If `f(x)=|cosx-sinx| `, then `f'(pi/4)` is equal to

To find \( f'\left(\frac{\pi}{4}\right) \) for the function \( f(x) = |\cos x - \sin x| \), we will follow these steps: ### Step 1: Determine the function behavior around \( x = \frac{\pi}{4} \) The first step is to analyze the expression inside the absolute value: \( \cos x - \sin x \).

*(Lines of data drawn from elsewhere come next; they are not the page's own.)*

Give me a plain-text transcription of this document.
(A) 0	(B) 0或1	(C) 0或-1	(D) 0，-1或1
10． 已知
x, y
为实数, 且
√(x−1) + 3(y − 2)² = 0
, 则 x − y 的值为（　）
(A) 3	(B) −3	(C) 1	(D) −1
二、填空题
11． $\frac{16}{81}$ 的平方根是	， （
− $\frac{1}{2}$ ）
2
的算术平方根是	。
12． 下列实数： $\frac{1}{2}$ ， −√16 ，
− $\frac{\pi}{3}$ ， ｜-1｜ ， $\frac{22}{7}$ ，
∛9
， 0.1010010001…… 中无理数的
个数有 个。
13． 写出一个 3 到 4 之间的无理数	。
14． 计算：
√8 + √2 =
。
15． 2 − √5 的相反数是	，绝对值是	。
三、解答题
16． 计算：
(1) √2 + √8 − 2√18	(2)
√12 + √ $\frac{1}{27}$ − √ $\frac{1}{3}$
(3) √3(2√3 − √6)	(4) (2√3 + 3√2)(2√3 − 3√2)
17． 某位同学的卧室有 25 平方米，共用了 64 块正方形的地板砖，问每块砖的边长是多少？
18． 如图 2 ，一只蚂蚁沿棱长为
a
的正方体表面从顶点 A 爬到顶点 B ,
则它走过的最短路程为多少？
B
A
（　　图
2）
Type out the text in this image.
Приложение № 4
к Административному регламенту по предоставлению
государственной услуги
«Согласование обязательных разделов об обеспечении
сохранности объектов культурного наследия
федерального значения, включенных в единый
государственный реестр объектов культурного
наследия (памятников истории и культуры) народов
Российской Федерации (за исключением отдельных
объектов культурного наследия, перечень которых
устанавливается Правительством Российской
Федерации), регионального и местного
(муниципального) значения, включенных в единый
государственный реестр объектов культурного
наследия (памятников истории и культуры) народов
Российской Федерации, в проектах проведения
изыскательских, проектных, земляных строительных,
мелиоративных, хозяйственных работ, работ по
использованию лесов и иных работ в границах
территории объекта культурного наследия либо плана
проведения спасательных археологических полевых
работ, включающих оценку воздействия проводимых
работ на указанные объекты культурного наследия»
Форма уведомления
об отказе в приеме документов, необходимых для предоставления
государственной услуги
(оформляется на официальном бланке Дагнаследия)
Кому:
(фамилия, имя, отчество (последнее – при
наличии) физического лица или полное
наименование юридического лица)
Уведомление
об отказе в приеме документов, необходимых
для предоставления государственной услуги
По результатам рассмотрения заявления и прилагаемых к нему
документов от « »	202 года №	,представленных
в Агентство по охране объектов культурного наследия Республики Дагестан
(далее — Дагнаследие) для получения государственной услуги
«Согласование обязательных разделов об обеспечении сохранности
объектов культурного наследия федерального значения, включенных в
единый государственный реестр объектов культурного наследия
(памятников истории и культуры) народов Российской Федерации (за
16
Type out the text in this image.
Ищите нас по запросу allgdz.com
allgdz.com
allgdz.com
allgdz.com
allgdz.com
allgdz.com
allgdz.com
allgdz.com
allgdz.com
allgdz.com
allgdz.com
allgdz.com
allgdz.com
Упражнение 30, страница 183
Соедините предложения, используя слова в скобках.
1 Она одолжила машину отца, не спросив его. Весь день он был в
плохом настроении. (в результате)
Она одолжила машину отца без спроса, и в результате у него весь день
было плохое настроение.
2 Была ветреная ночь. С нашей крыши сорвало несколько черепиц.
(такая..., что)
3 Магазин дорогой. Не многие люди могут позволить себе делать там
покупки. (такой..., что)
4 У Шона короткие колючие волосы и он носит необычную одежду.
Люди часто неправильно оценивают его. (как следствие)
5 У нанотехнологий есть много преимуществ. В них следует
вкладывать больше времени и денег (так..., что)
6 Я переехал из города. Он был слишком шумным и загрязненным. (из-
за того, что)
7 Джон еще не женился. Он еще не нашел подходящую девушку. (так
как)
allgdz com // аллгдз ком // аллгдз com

At \( x = \frac{\pi}{4} \): \[ \cos\left(\frac{\pi}{4}\right) = \sin\left(\frac{\pi}{4}\right) = \frac{1}{\sqrt{2}} \] Thus, \[ \cos\left(\frac{\pi}{4}\right) - \sin\left(\frac{\pi}{4}\right) = 0 \] ### Step 2: Determine the sign of \( \cos x - \sin x \) Next, we need to determine when \( \cos x - \sin x \) is positive or negative. - For \( x < \frac{\pi}{4} \): - \( \cos x > \sin x \) (since cosine starts higher than sine in the first quadrant). - For \( x > \frac{\pi}{4} \): - \( \cos x < \sin x \) (since sine starts to rise above cosine after \( \frac{\pi}{4} \)). ### Step 3: Define \( f(x) \) without the absolute value From the above analysis, we can express \( f(x) \) as: \[ f(x) = \begin{cases} \cos x - \sin x & \text{if } x < \frac{\pi}{4} \\ -(\cos x - \sin x) & \text{if } x > \frac{\pi}{4} \end{cases} \] At \( x = \frac{\pi}{4} \), we have \( f\left(\frac{\pi}{4}\right) = 0 \). ### Step 4: Differentiate \( f(x) \) Now we differentiate \( f(x) \) in both cases: 1. For \( x < \frac{\pi}{4} \): \[ f'(x) = -\sin x - \cos x \] 2. For \( x > \frac{\pi}{4} \): \[ f'(x) = -(-\sin x - \cos x) = \sin x + \cos x \] ### Step 5: Evaluate the derivative at \( x = \frac{\pi}{4} \) To find \( f'\left(\frac{\pi}{4}\right) \), we need to check the left-hand limit (LHL) and right-hand limit (RHL): - **Left-hand limit** as \( x \to \frac{\pi}{4}^- \): \[ f'\left(\frac{\pi}{4}^-\right) = -\sin\left(\frac{\pi}{4}\right) - \cos\left(\frac{\pi}{4}\right) = -\frac{1}{\sqrt{2}} - \frac{1}{\sqrt{2}} = -\sqrt{2} \] - **Right-hand limit** as \( x \to \frac{\pi}{4}^+ \): \[ f'\left(\frac{\pi}{4}^+\right) = \sin\left(\frac{\pi}{4}\right) + \cos\left(\frac{\pi}{4}\right) = \frac{1}{\sqrt{2}} + \frac{1}{\sqrt{2}} = \sqrt{2} \] ### Step 6: Conclusion Since the left-hand limit and right-hand limit are not equal: \[ f'\left(\frac{\pi}{4}\right) \text{ does not exist.} \]